In 1869, Chambers moved to Nevada to scout mines; followed with a move in September 1870 to Utah because of an interest in the Cottonwood mines.

=== Career in Park City and Butte, house in San Francisco ===
From 1872 until 1891, Chambers served as the superintendent of the Ontario silver mine, which was owned by George Hearst. Chambers had helped facilitate Hearst's purchase of the mine in 1872. Through his relationship with Hearst, Chambers was able to meet other powerful people in mining and finance.

In 1877, Chambers had commissioned the Chambers Mansion at 2220 Sacramento Street in San Francisco. His wife sometimes lived in the Chambers Mansion when her husband was working in other states, in order to be closer to her mother; as well as living in Salt Lake City with her husband.

In 1882, Chambers co-founded Hoge, Brownlee, and Company, the first bank in Butte, Montana; working alongside Marcus Daly and Hoge Brownlee. In 1899, the business became Daly & Company, and later became the Metals Bank & Trust Co. Chambers. The Chambers Syndicate, a consortium of investors was led by Chambers working under Marcus Daly. The Chambers Syndicate group owned many notable lodes claims. In December 1888, the Hoge Brownlee, Chambers bank loans were defaulted on by the Mountain Consolidated Mining Company (an incident that has been nicknamed the "Mountain Con"). The award of US$194,902.20 was assigned to Chambers, and the mining operations, valued at more than $116,000, was assigned to the Chambers Syndicate. However Marcus Daly was an original Trustee of the Mountain Consolidated company, as well as a member of the Chambers group.

In 1891, Chambers served as the president of the Salt Lake Stock Exchange.

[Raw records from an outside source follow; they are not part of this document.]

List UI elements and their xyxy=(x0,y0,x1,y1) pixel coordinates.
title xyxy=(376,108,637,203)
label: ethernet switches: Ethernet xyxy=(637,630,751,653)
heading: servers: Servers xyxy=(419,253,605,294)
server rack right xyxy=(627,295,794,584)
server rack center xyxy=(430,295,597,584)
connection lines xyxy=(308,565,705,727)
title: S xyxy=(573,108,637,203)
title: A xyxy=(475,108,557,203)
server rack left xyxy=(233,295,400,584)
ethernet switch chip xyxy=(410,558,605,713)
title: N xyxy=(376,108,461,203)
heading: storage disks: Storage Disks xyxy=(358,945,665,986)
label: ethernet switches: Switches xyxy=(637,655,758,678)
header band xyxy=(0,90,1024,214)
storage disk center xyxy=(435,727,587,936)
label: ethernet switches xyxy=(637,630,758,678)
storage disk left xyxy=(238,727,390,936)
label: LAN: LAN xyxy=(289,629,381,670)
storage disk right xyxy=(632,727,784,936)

When Albion Bernard Emery (1846–1894) died, the former partner in the Mayflower and Silver King Mines, Chambers had sued his estate in claiming that they had a "handshake deal" with an investment, and Emery still owed him money. Chambers lost the lawsuit.

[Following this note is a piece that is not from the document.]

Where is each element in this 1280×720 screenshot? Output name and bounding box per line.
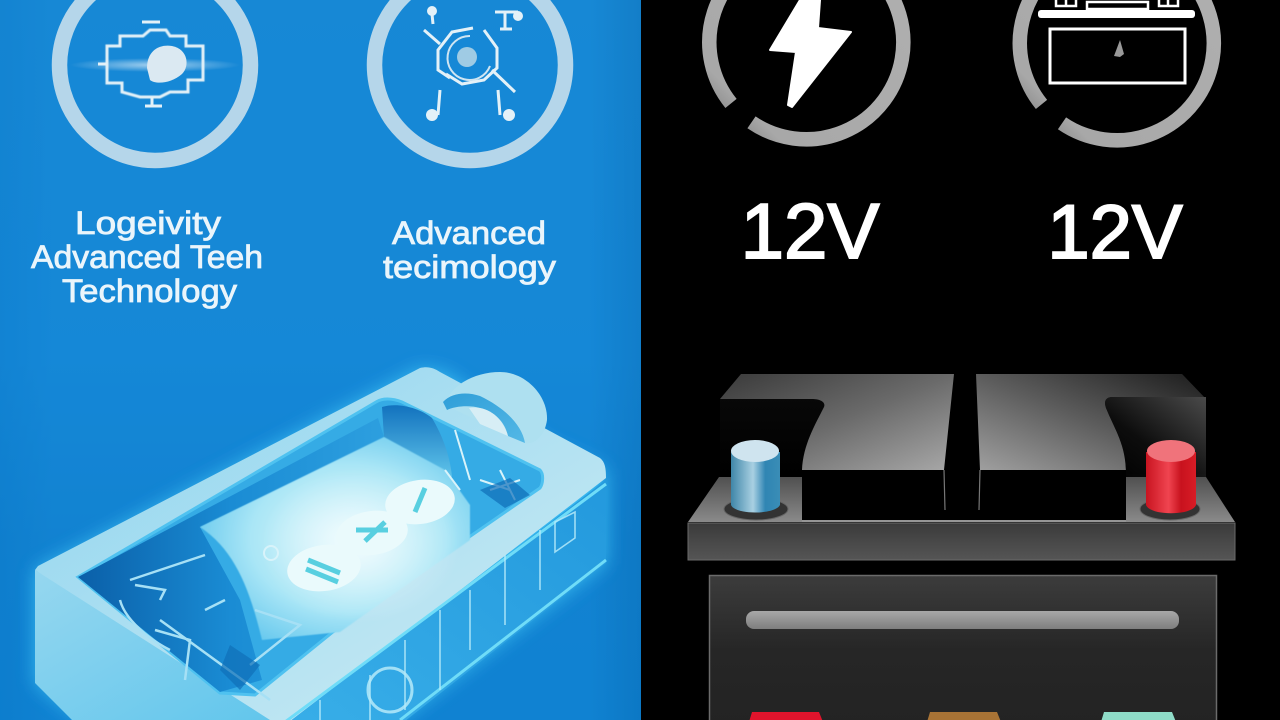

Chambers was a states senator for District 5 in Utah, starting in 1895 during the early formation of the state. He served as a Democrat in the 1st Utah State Legislature from 1895 to 1896, the 2nd Utah State Legislature from 1896 to 1897, and the 3rd Utah State Legislature from 1897 to 1898.

== Death ==
He died on April 11, 1901, of appendicitis at the age 69, in San Francisco. He was initially interred at Laurel Hill Cemetery in San Francisco; when that closed around 1940, he was re-interred to Cypress Lawn Memorial Park in Colma California.

After his death and with no direct heirs, his two nieces inherited his house in San Francisco.